The soul of this Quetzalcóatl was metamorphosed into a star ... and this comet or this star has appeared various times, and its appearance has been followed by epidemics among the Indians, and other calamities.

Thus, one must distinguish between Quetzalcoatl the god, presumably the comet, and his incarnations, the most important of which was Topiltzin Quetzalcoatl, purportedly born in AD 947 and founder of the city of Tollan, whom we will discuss in a later chapter.

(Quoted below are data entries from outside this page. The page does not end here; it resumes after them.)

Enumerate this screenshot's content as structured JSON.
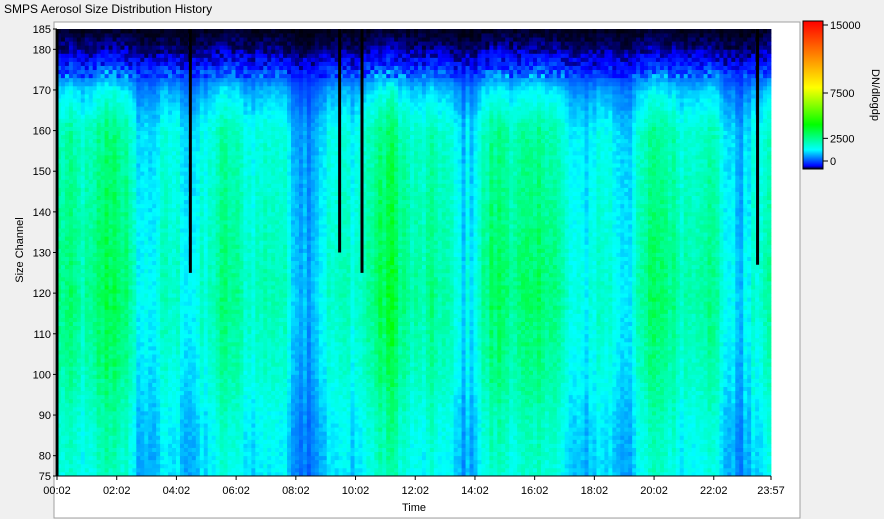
{
  "window": {
    "title": "SMPS Aerosol Size Distribution History"
  },
  "chart_data": {
    "type": "heatmap",
    "title": "SMPS Aerosol Size Distribution History",
    "xlabel": "Time",
    "ylabel": "Size Channel",
    "colorbar_label": "DN/dlogdp",
    "x_ticks": [
      "00:02",
      "02:02",
      "04:02",
      "06:02",
      "08:02",
      "10:02",
      "12:02",
      "14:02",
      "16:02",
      "18:02",
      "20:02",
      "22:02",
      "23:57"
    ],
    "y_ticks": [
      75,
      80,
      90,
      100,
      110,
      120,
      130,
      140,
      150,
      160,
      170,
      180,
      185
    ],
    "ylim": [
      75,
      185
    ],
    "colorbar_ticks": [
      0,
      2500,
      7500,
      15000
    ],
    "colorbar_tick_labels": [
      "0",
      "2500",
      "7500",
      "15000"
    ],
    "colorbar_range": [
      0,
      15000
    ],
    "colorbar_colors": [
      "#000000",
      "#0000ff",
      "#00ffff",
      "#00ff00",
      "#ffff00",
      "#ff0000"
    ],
    "typical_value_by_channel": [
      {
        "channel": 75,
        "value": 1900
      },
      {
        "channel": 90,
        "value": 2100
      },
      {
        "channel": 100,
        "value": 2400
      },
      {
        "channel": 120,
        "value": 2700
      },
      {
        "channel": 140,
        "value": 2500
      },
      {
        "channel": 160,
        "value": 2300
      },
      {
        "channel": 170,
        "value": 1500
      },
      {
        "channel": 176,
        "value": 500
      },
      {
        "channel": 180,
        "value": 150
      },
      {
        "channel": 185,
        "value": 30
      }
    ],
    "gap_lines": [
      {
        "time": "00:02",
        "channel_from": 75,
        "channel_to": 185
      },
      {
        "time": "04:30",
        "channel_from": 125,
        "channel_to": 185
      },
      {
        "time": "09:30",
        "channel_from": 130,
        "channel_to": 185
      },
      {
        "time": "10:15",
        "channel_from": 125,
        "channel_to": 185
      },
      {
        "time": "23:30",
        "channel_from": 127,
        "channel_to": 185
      }
    ]
  }
}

As drought began to ravage China in the years following 535, David Keys sees a similar drought, along with the resulting famine, as the leading cause of the decline of Teotihuacán in Mesoamerica. Rain was so important to the Native American civilizations that they worshipped it in the form of a god, called Tlaloc by the Aztecs, but whose name remains unknown under her earlier feminine Teotihuacána aspect. She is currently referred to simply as the Great Goddess. Keys describes what he sees as the final destruction of Teotihuacán by its own inhabitants, angered, even maddened, he thinks, by the inability of the priests to persuade the Goddess to bring rain. This is certainly possible, yet the violence of the destruction is such that one has to wonder if there was another explanation. After all, the fury of the inhabitants may have been great enough to justify to themselves the overthrow of huge stone statues, pillars, and blocks, strewing fragments of many objects across many square meters, but did they have the physical ability to do so? There is also evidence of massive fires, mainly restricted to the temples and pyramids and the homes of the wealthy, which Keys again uses to lay the blame at the feet of the avenging lower classes. But again, we have to ask whether a population enfeebled by famine and drought and disease, though most likely not the same disease that ravaged the Old World, would have been in a physical condition to inflict such an extensive conflagration on the religious and political infrastructure of the ruling elite. Or are we looking at the result of the approach of a cosmic object whose effects were not restricted to the pollution of the atmosphere but whose gravitational field was large enough to shake the very foundations of a great Mesoamerican city and whose substance was flammable enough to rain fire on its largest structures? What Keys fails to tell us is that the city of Teotihuacán didn't see its final collapse until somewhere close to the year 750, nearly identical with the presumed cometary approach of AD 748 that resulted in an earthquake so extensive that it was felt from Egypt to Mesopotamia.